Все это произвело на нас тяжелое впечатление. После похорон Бунина за поселком Сахалин, на кладбище, со все прибавляющимся количеством фанерных пирамидок со звездочками и пропеллерами (ко времени нашего обучения здесь было похоронено уже человек двести ребят, которым Кача так и не дала путевку в летную жизнь), все ходили мрачные. Два или три парня подали даже просьбу об отчислении из школы. Командование, испугавшись такого оборота событий, стало собирать нас шумными кучками и убеждать, что случившееся — результат ошибки и недисциплинированности Толмачева. Летать можно и нужно, но есть ряд правил, нарушение которых воздух не прощает. Все это было правдой. По моим наблюдениям, примерно девяноста процентов случаев авиационных катастроф, да и потерь в бою, можно было бы избежать, соблюдай пилот простейшие правила. Например, не разговаривай во время разворотов, не подходи близко к самолету товарища во время перестроения в воздухе, чтобы не попасть в турбулентную струю впереди летящего самолета.

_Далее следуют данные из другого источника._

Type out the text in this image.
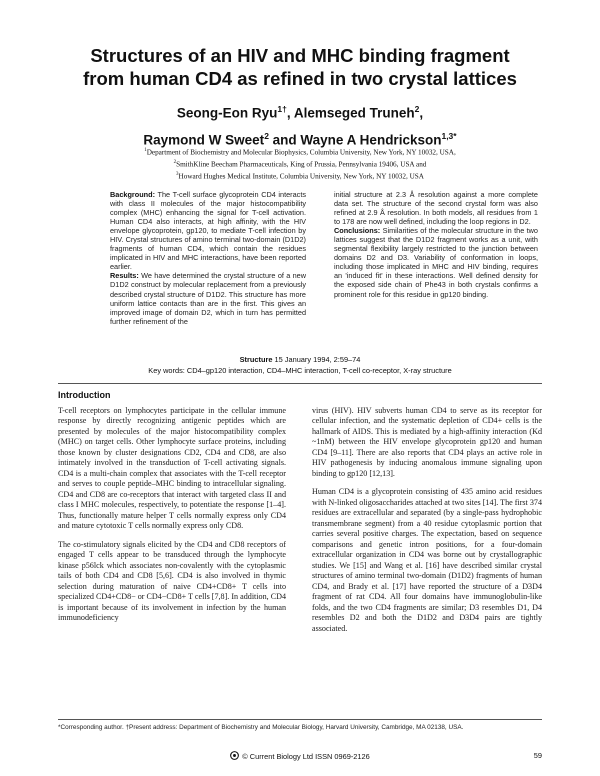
Structures of an HIV and MHC binding fragment
from human CD4 as refined in two crystal lattices
Seong-Eon Ryu$^{1\dagger}$, Alemseged Truneh$^2$,
Raymond W Sweet$^2$ and Wayne A Hendrickson$^{1,3*}$
$^1$Department of Biochemistry and Molecular Biophysics, Columbia University, New York, NY 10032, USA,
$^2$SmithKline Beecham Pharmaceuticals, King of Prussia, Pennsylvania 19406, USA and
$^3$Howard Hughes Medical Institute, Columbia University, New York, NY 10032, USA

Background: The T-cell surface glycoprotein CD4 interacts with class II molecules of the major histocompatibility complex (MHC) enhancing the signal for T-cell activation. Human CD4 also interacts, at high affinity, with the HIV envelope glycoprotein, gp120, to mediate T-cell infection by HIV. Crystal structures of amino terminal two-domain (D1D2) fragments of human CD4, which contain the residues implicated in HIV and MHC interactions, have been reported earlier.

Results: We have determined the crystal structure of a new D1D2 construct by molecular replacement from a previously described crystal structure of D1D2. This structure has more uniform lattice contacts than are in the first. This gives an improved image of domain D2, which in turn has permitted further refinement of the

initial structure at 2.3 Å resolution against a more complete data set. The structure of the second crystal form was also refined at 2.9 Å resolution. In both models, all residues from 1 to 178 are now well defined, including the loop regions in D2.

Conclusions: Similarities of the molecular structure in the two lattices suggest that the D1D2 fragment works as a unit, with segmental flexibility largely restricted to the junction between domains D2 and D3. Variability of conformation in loops, including those implicated in MHC and HIV binding, requires an 'induced fit' in these interactions. Well defined density for the exposed side chain of Phe43 in both crystals confirms a prominent role for this residue in gp120 binding.

Structure 15 January 1994, 2:59–74
Key words: CD4–gp120 interaction, CD4–MHC interaction, T-cell co-receptor, X-ray structure
Introduction

T-cell receptors on lymphocytes participate in the cellular immune response by directly recognizing antigenic peptides which are presented by molecules of the major histocompatibility complex (MHC) on target cells. Other lymphocyte surface proteins, including those known by cluster designations CD2, CD4 and CD8, are also intimately involved in the transduction of T-cell activating signals. CD4 is a multi-chain complex that associates with the T-cell receptor and serves to couple peptide–MHC binding to intracellular signaling. CD4 and CD8 are co-receptors that interact with targeted class II and class I MHC molecules, respectively, to potentiate the response [1–4]. Thus, functionally mature helper T cells normally express only CD4 and mature cytotoxic T cells normally express only CD8.

The co-stimulatory signals elicited by the CD4 and CD8 receptors of engaged T cells appear to be transduced through the lymphocyte kinase p56lck which associates non-covalently with the cytoplasmic tails of both CD4 and CD8 [5,6]. CD4 is also involved in thymic selection during maturation of naive CD4+CD8+ T cells into specialized CD4+CD8− or CD4−CD8+ T cells [7,8]. In addition, CD4 is important because of its involvement in infection by the human immunodeficiency

virus (HIV). HIV subverts human CD4 to serve as its receptor for cellular infection, and the systematic depletion of CD4+ cells is the hallmark of AIDS. This is mediated by a high-affinity interaction (Kd ~1nM) between the HIV envelope glycoprotein gp120 and human CD4 [9–11]. There are also reports that CD4 plays an active role in HIV pathogenesis by inducing anomalous immune signaling upon binding to gp120 [12,13].

Human CD4 is a glycoprotein consisting of 435 amino acid residues with N-linked oligosaccharides attached at two sites [14]. The first 374 residues are extracellular and separated (by a single-pass hydrophobic transmembrane segment) from a 40 residue cytoplasmic portion that carries several positive charges. The expectation, based on sequence comparisons and genetic intron positions, for a four-domain extracellular organization in CD4 was borne out by crystallographic studies. We [15] and Wang et al. [16] have described similar crystal structures of amino terminal two-domain (D1D2) fragments of human CD4, and Brady et al. [17] have reported the structure of a D3D4 fragment of rat CD4. All four domains have immunoglobulin-like folds, and the two CD4 fragments are similar; D3 resembles D1, D4 resembles D2 and both the D1D2 and D3D4 pairs are tightly associated.

*Corresponding author. †Present address: Department of Biochemistry and Molecular Biology, Harvard University, Cambridge, MA 02138, USA.
© Current Biology Ltd ISSN 0969-2126	59
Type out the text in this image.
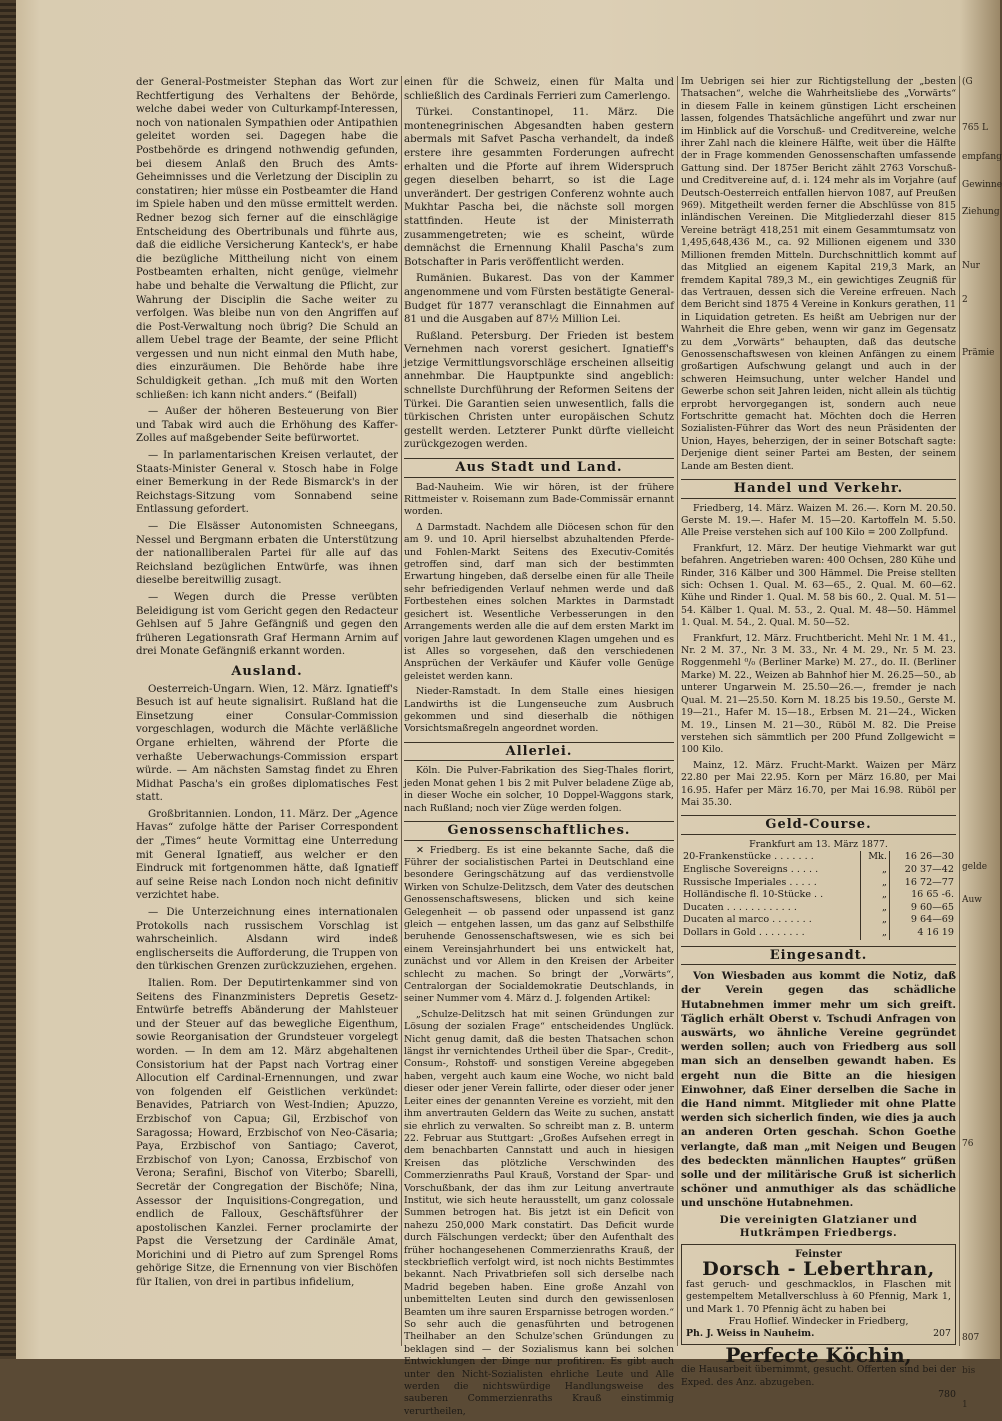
der General-Postmeister Stephan das Wort zur Rechtfertigung des Verhaltens der Behörde, welche dabei weder von Culturkampf-Interessen, noch von nationalen Sympathien oder Antipathien geleitet worden sei. Dagegen habe die Postbehörde es dringend nothwendig gefunden, bei diesem Anlaß den Bruch des Amts-Geheimnisses und die Verletzung der Disciplin zu constatiren; hier müsse ein Postbeamter die Hand im Spiele haben und den müsse ermittelt werden. Redner bezog sich ferner auf die einschlägige Entscheidung des Obertribunals und führte aus, daß die eidliche Versicherung Kanteck's, er habe die bezügliche Mittheilung nicht von einem Postbeamten erhalten, nicht genüge, vielmehr habe und behalte die Verwaltung die Pflicht, zur Wahrung der Disciplin die Sache weiter zu verfolgen. Was bleibe nun von den Angriffen auf die Post-Verwaltung noch übrig? Die Schuld an allem Uebel trage der Beamte, der seine Pflicht vergessen und nun nicht einmal den Muth habe, dies einzuräumen. Die Behörde habe ihre Schuldigkeit gethan. „Ich muß mit den Worten schließen: ich kann nicht anders.“ (Beifall)

— Außer der höheren Besteuerung von Bier und Tabak wird auch die Erhöhung des Kaffer-Zolles auf maßgebender Seite befürwortet.

— In parlamentarischen Kreisen verlautet, der Staats-Minister General v. Stosch habe in Folge einer Bemerkung in der Rede Bismarck's in der Reichstags-Sitzung vom Sonnabend seine Entlassung gefordert.

— Die Elsässer Autonomisten Schneegans, Nessel und Bergmann erbaten die Unterstützung der nationalliberalen Partei für alle auf das Reichsland bezüglichen Entwürfe, was ihnen dieselbe bereitwillig zusagt.

— Wegen durch die Presse verübten Beleidigung ist vom Gericht gegen den Redacteur Gehlsen auf 5 Jahre Gefängniß und gegen den früheren Legationsrath Graf Hermann Arnim auf drei Monate Gefängniß erkannt worden.

Ausland.

Oesterreich-Ungarn. Wien, 12. März. Ignatieff's Besuch ist auf heute signalisirt. Rußland hat die Einsetzung einer Consular-Commission vorgeschlagen, wodurch die Mächte verläßliche Organe erhielten, während der Pforte die verhaßte Ueberwachungs-Commission erspart würde. — Am nächsten Samstag findet zu Ehren Midhat Pascha's ein großes diplomatisches Fest statt.

Großbritannien. London, 11. März. Der „Agence Havas“ zufolge hätte der Pariser Correspondent der „Times“ heute Vormittag eine Unterredung mit General Ignatieff, aus welcher er den Eindruck mit fortgenommen hätte, daß Ignatieff auf seine Reise nach London noch nicht definitiv verzichtet habe.

— Die Unterzeichnung eines internationalen Protokolls nach russischem Vorschlag ist wahrscheinlich. Alsdann wird indeß englischerseits die Aufforderung, die Truppen von den türkischen Grenzen zurückzuziehen, ergehen.

Italien. Rom. Der Deputirtenkammer sind von Seitens des Finanzministers Depretis Gesetz-Entwürfe betreffs Abänderung der Mahlsteuer und der Steuer auf das bewegliche Eigenthum, sowie Reorganisation der Grundsteuer vorgelegt worden. — In dem am 12. März abgehaltenen Consistorium hat der Papst nach Vortrag einer Allocution elf Cardinal-Ernennungen, und zwar von folgenden elf Geistlichen verkündet: Benavides, Patriarch von West-Indien; Apuzzo, Erzbischof von Capua; Gil, Erzbischof von Saragossa; Howard, Erzbischof von Neo-Cäsaria; Paya, Erzbischof von Santiago; Caverot, Erzbischof von Lyon; Canossa, Erzbischof von Verona; Serafini, Bischof von Viterbo; Sbarelli, Secretär der Congregation der Bischöfe; Nina, Assessor der Inquisitions-Congregation, und endlich de Falloux, Geschäftsführer der apostolischen Kanzlei. Ferner proclamirte der Papst die Versetzung der Cardinäle Amat, Morichini und di Pietro auf zum Sprengel Roms gehörige Sitze, die Ernennung von vier Bischöfen für Italien, von drei in partibus infidelium,

einen für die Schweiz, einen für Malta und schließlich des Cardinals Ferrieri zum Camerlengo.

Türkei. Constantinopel, 11. März. Die montenegrinischen Abgesandten haben gestern abermals mit Safvet Pascha verhandelt, da indeß erstere ihre gesammten Forderungen aufrecht erhalten und die Pforte auf ihrem Widerspruch gegen dieselben beharrt, so ist die Lage unverändert. Der gestrigen Conferenz wohnte auch Mukhtar Pascha bei, die nächste soll morgen stattfinden. Heute ist der Ministerrath zusammengetreten; wie es scheint, würde demnächst die Ernennung Khalil Pascha's zum Botschafter in Paris veröffentlicht werden.

Rumänien. Bukarest. Das von der Kammer angenommene und vom Fürsten bestätigte General-Budget für 1877 veranschlagt die Einnahmen auf 81 und die Ausgaben auf 87½ Million Lei.

Rußland. Petersburg. Der Frieden ist bestem Vernehmen nach vorerst gesichert. Ignatieff's jetzige Vermittlungsvorschläge erscheinen allseitig annehmbar. Die Hauptpunkte sind angeblich: schnellste Durchführung der Reformen Seitens der Türkei. Die Garantien seien unwesentlich, falls die türkischen Christen unter europäischen Schutz gestellt werden. Letzterer Punkt dürfte vielleicht zurückgezogen werden.

Aus Stadt und Land.

Bad-Nauheim. Wie wir hören, ist der frühere Rittmeister v. Roisemann zum Bade-Commissär ernannt worden.

Δ Darmstadt. Nachdem alle Diöcesen schon für den am 9. und 10. April hierselbst abzuhaltenden Pferde- und Fohlen-Markt Seitens des Executiv-Comités getroffen sind, darf man sich der bestimmten Erwartung hingeben, daß derselbe einen für alle Theile sehr befriedigenden Verlauf nehmen werde und daß Fortbestehen eines solchen Marktes in Darmstadt gesichert ist. Wesentliche Verbesserungen in den Arrangements werden alle die auf dem ersten Markt im vorigen Jahre laut gewordenen Klagen umgehen und es ist Alles so vorgesehen, daß den verschiedenen Ansprüchen der Verkäufer und Käufer volle Genüge geleistet werden kann.

Nieder-Ramstadt. In dem Stalle eines hiesigen Landwirths ist die Lungenseuche zum Ausbruch gekommen und sind dieserhalb die nöthigen Vorsichtsmaßregeln angeordnet worden.

Allerlei.

Köln. Die Pulver-Fabrikation des Sieg-Thales florirt, jeden Monat gehen 1 bis 2 mit Pulver beladene Züge ab, in dieser Woche ein solcher, 10 Doppel-Waggons stark, nach Rußland; noch vier Züge werden folgen.

Genossenschaftliches.

✕ Friedberg. Es ist eine bekannte Sache, daß die Führer der socialistischen Partei in Deutschland eine besondere Geringschätzung auf das verdienstvolle Wirken von Schulze-Delitzsch, dem Vater des deutschen Genossenschaftswesens, blicken und sich keine Gelegenheit — ob passend oder unpassend ist ganz gleich — entgehen lassen, um das ganz auf Selbsthilfe beruhende Genossenschaftswesen, wie es sich bei einem Vereinsjahrhundert bei uns entwickelt hat, zunächst und vor Allem in den Kreisen der Arbeiter schlecht zu machen. So bringt der „Vorwärts“, Centralorgan der Socialdemokratie Deutschlands, in seiner Nummer vom 4. März d. J. folgenden Artikel:

„Schulze-Delitzsch hat mit seinen Gründungen zur Lösung der sozialen Frage“ entscheidendes Unglück. Nicht genug damit, daß die besten Thatsachen schon längst ihr vernichtendes Urtheil über die Spar-, Credit-, Consum-, Rohstoff- und sonstigen Vereine abgegeben haben, vergeht auch kaum eine Woche, wo nicht bald dieser oder jener Verein fallirte, oder dieser oder jener Leiter eines der genannten Vereine es vorzieht, mit den ihm anvertrauten Geldern das Weite zu suchen, anstatt sie ehrlich zu verwalten. So schreibt man z. B. unterm 22. Februar aus Stuttgart: „Großes Aufsehen erregt in dem benachbarten Cannstatt und auch in hiesigen Kreisen das plötzliche Verschwinden des Commerzienraths Paul Krauß, Vorstand der Spar- und Vorschußbank, der das ihm zur Leitung anvertraute Institut, wie sich heute herausstellt, um ganz colossale Summen betrogen hat. Bis jetzt ist ein Deficit von nahezu 250,000 Mark constatirt. Das Deficit wurde durch Fälschungen verdeckt; über den Aufenthalt des früher hochangesehenen Commerzienraths Krauß, der steckbrieflich verfolgt wird, ist noch nichts Bestimmtes bekannt. Nach Privatbriefen soll sich derselbe nach Madrid begeben haben. Eine große Anzahl von unbemittelten Leuten sind durch den gewissenlosen Beamten um ihre sauren Ersparnisse betrogen worden.“ So sehr auch die genasführten und betrogenen Theilhaber an den Schulze'schen Gründungen zu beklagen sind — der Sozialismus kann bei solchen Entwicklungen der Dinge nur profitiren. Es gibt auch unter den Nicht-Sozialisten ehrliche Leute und Alle werden die nichtswürdige Handlungsweise des sauberen Commerzienraths Krauß einstimmig verurtheilen,

Im Uebrigen sei hier zur Richtigstellung der „besten Thatsachen“, welche die Wahrheitsliebe des „Vorwärts“ in diesem Falle in keinem günstigen Licht erscheinen lassen, folgendes Thatsächliche angeführt und zwar nur im Hinblick auf die Vorschuß- und Creditvereine, welche ihrer Zahl nach die kleinere Hälfte, weit über die Hälfte der in Frage kommenden Genossenschaften umfassende Gattung sind. Der 1875er Bericht zählt 2763 Vorschuß- und Creditvereine auf, d. i. 124 mehr als im Vorjahre (auf Deutsch-Oesterreich entfallen hiervon 1087, auf Preußen 969). Mitgetheilt werden ferner die Abschlüsse von 815 inländischen Vereinen. Die Mitgliederzahl dieser 815 Vereine beträgt 418,251 mit einem Gesammtumsatz von 1,495,648,436 M., ca. 92 Millionen eigenem und 330 Millionen fremden Mitteln. Durchschnittlich kommt auf das Mitglied an eigenem Kapital 219,3 Mark, an fremdem Kapital 789,3 M., ein gewichtiges Zeugniß für das Vertrauen, dessen sich die Vereine erfreuen. Nach dem Bericht sind 1875 4 Vereine in Konkurs gerathen, 11 in Liquidation getreten. Es heißt am Uebrigen nur der Wahrheit die Ehre geben, wenn wir ganz im Gegensatz zu dem „Vorwärts“ behaupten, daß das deutsche Genossenschaftswesen von kleinen Anfängen zu einem großartigen Aufschwung gelangt und auch in der schweren Heimsuchung, unter welcher Handel und Gewerbe schon seit Jahren leiden, nicht allein als tüchtig erprobt hervorgegangen ist, sondern auch neue Fortschritte gemacht hat. Möchten doch die Herren Sozialisten-Führer das Wort des neun Präsidenten der Union, Hayes, beherzigen, der in seiner Botschaft sagte: Derjenige dient seiner Partei am Besten, der seinem Lande am Besten dient.

Handel und Verkehr.

Friedberg, 14. März. Waizen M. 26.—. Korn M. 20.50. Gerste M. 19.—. Hafer M. 15—20. Kartoffeln M. 5.50. Alle Preise verstehen sich auf 100 Kilo = 200 Zollpfund.

Frankfurt, 12. März. Der heutige Viehmarkt war gut befahren. Angetrieben waren: 400 Ochsen, 280 Kühe und Rinder, 316 Kälber und 300 Hämmel. Die Preise stellten sich: Ochsen 1. Qual. M. 63—65., 2. Qual. M. 60—62. Kühe und Rinder 1. Qual. M. 58 bis 60., 2. Qual. M. 51—54. Kälber 1. Qual. M. 53., 2. Qual. M. 48—50. Hämmel 1. Qual. M. 54., 2. Qual. M. 50—52.

Frankfurt, 12. März. Fruchtbericht. Mehl Nr. 1 M. 41., Nr. 2 M. 37., Nr. 3 M. 33., Nr. 4 M. 29., Nr. 5 M. 23. Roggenmehl ⁰/₀ (Berliner Marke) M. 27., do. II. (Berliner Marke) M. 22., Weizen ab Bahnhof hier M. 26.25—50., ab unterer Ungarwein M. 25.50—26.—, fremder je nach Qual. M. 21—25.50. Korn M. 18.25 bis 19.50., Gerste M. 19—21., Hafer M. 15—18., Erbsen M. 21—24., Wicken M. 19., Linsen M. 21—30., Rüböl M. 82. Die Preise verstehen sich sämmtlich per 200 Pfund Zollgewicht = 100 Kilo.

Mainz, 12. März. Frucht-Markt. Waizen per März 22.80 per Mai 22.95. Korn per März 16.80, per Mai 16.95. Hafer per März 16.70, per Mai 16.98. Rüböl per Mai 35.30.

Geld-Course.
Frankfurt am 13. März 1877.
20-Frankenstücke . . . . . . .	Mk.	16 26—30
Englische Sovereigns . . . . .	„	20 37—42
Russische Imperiales . . . . .	„	16 72—77
Holländische fl. 10-Stücke . .	„	16 65 -6.
Ducaten . . . . . . . . . . . .	„	9 60—65
Ducaten al marco . . . . . . .	„	9 64—69
Dollars in Gold . . . . . . . .	„	4 16 19
Eingesandt.

Von Wiesbaden aus kommt die Notiz, daß der Verein gegen das schädliche Hutabnehmen immer mehr um sich greift. Täglich erhält Oberst v. Tschudi Anfragen von auswärts, wo ähnliche Vereine gegründet werden sollen; auch von Friedberg aus soll man sich an denselben gewandt haben. Es ergeht nun die Bitte an die hiesigen Einwohner, daß Einer derselben die Sache in die Hand nimmt. Mitglieder mit ohne Platte werden sich sicherlich finden, wie dies ja auch an anderen Orten geschah. Schon Goethe verlangte, daß man „mit Neigen und Beugen des bedeckten männlichen Hauptes“ grüßen solle und der militärische Gruß ist sicherlich schöner und anmuthiger als das schädliche und unschöne Hutabnehmen.

Die vereinigten Glatzianer und Hutkrämpen Friedbergs.
Feinster
Dorsch - Leberthran,
fast geruch- und geschmacklos, in Flaschen mit gestempeltem Metallverschluss à 60 Pfennig, Mark 1, und Mark 1. 70 Pfennig ächt zu haben bei
Frau Hoflief. Windecker in Friedberg,
Ph. J. Weiss in Nauheim.	207
Perfecte Köchin,
die Hausarbeit übernimmt, gesucht. Offerten sind bei der Exped. des Anz. abzugeben.
780
(G
765 L
empfang
Gewinne
Ziehung
Nur
2
Prämie
gelde
Auw
76
807
bis
1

Командиры испугались, что разбежится буквально половина школы, тем более, что, как на грех, именно перед этой аварией в казарменном коридоре, где проходили построения, вывесили большой стенд, на котором под надписью «Погибли из-за недисциплинированности» поместили фотографии с пятидесяти мест авиакатастроф. От обломков самолетов и трупов летчиков в глазах

рябило. Эта воспитательная акция способствовала тому, что после реального происшествия несколько десятков летчиков-курсантов, в основном москвичей, всегда бывавших в авангарде отступающих, подали заявление об отчислении из школы, имитируя летную непригодность. Один из уволившихся москвичей, в недавнем прошлом студент старшего курса Московского финансово-экономического института, подошел ко мне и сказал: «На кой черт мне летать на этих гробах? Чтобы оказаться в настоящем гробу? Меня засунули в эту дыру за год до получения диплома инженера-финансиста. Буду жить в Москве и получать паек». После этого у москвича хронически «заболела» голова, и врачи школы долго бились, определяя причину таинственного заболевания. Но еще и в этом заключалась для нас свобода пилота, что даже в эпоху мрачнейшего тоталитаризма и деспотизма не решались заставлять летать летчиков, которые этого не хотели. Технический уровень авиации отторгал зловещую казарменную систему.
Эти аварии не прибавили нашей курсантской братии желания стать воздушными бойцами. Тем более, стоило нам перейти к освоению прыжков с парашютом, согласно приказу наркома обороны Ворошилова, как начались происшествия, посыпавшиеся одно за другим. Когда в марте 1933 года я после окончания изучения «Аврушки», не без настойчивых подбадриваний инструктора, покинул плоскость того же самолета «Авро» и полетел вниз, болтаясь в воздушных потоках, держа правую руку на кольце, приспособленном слева на лямке парашюта и соединенном с боуденовским тросом, ведущим к системе размыкания ранца парашюта, находящейся на спине, про себя считая, как учили, до двадцати трех, то удивительное ощущение космической тишины и покоя охватило меня, летящего с высоты восемьсот метров. Это дивное чувство свободы пьянило, как наркотик. Но если я, дернув кольцо и открыв парашют, сразу почувствовал облегчение и был страшно рад, что приземлился на родную землю и больше меня не тянуло прыгать с парашютом, то нашлись ребята, которые, будто пристрастившись к наркотику, прыгали вновь и вновь. Это поощрялось. Мне запомнилось, что когда летишь к земле на раскрытом парашюте, метров с двухсот прекрасно слышно все, что тебе кричат с земли, а удар при приземлении, действительно, равен удару после прыжка с борта трехтонки.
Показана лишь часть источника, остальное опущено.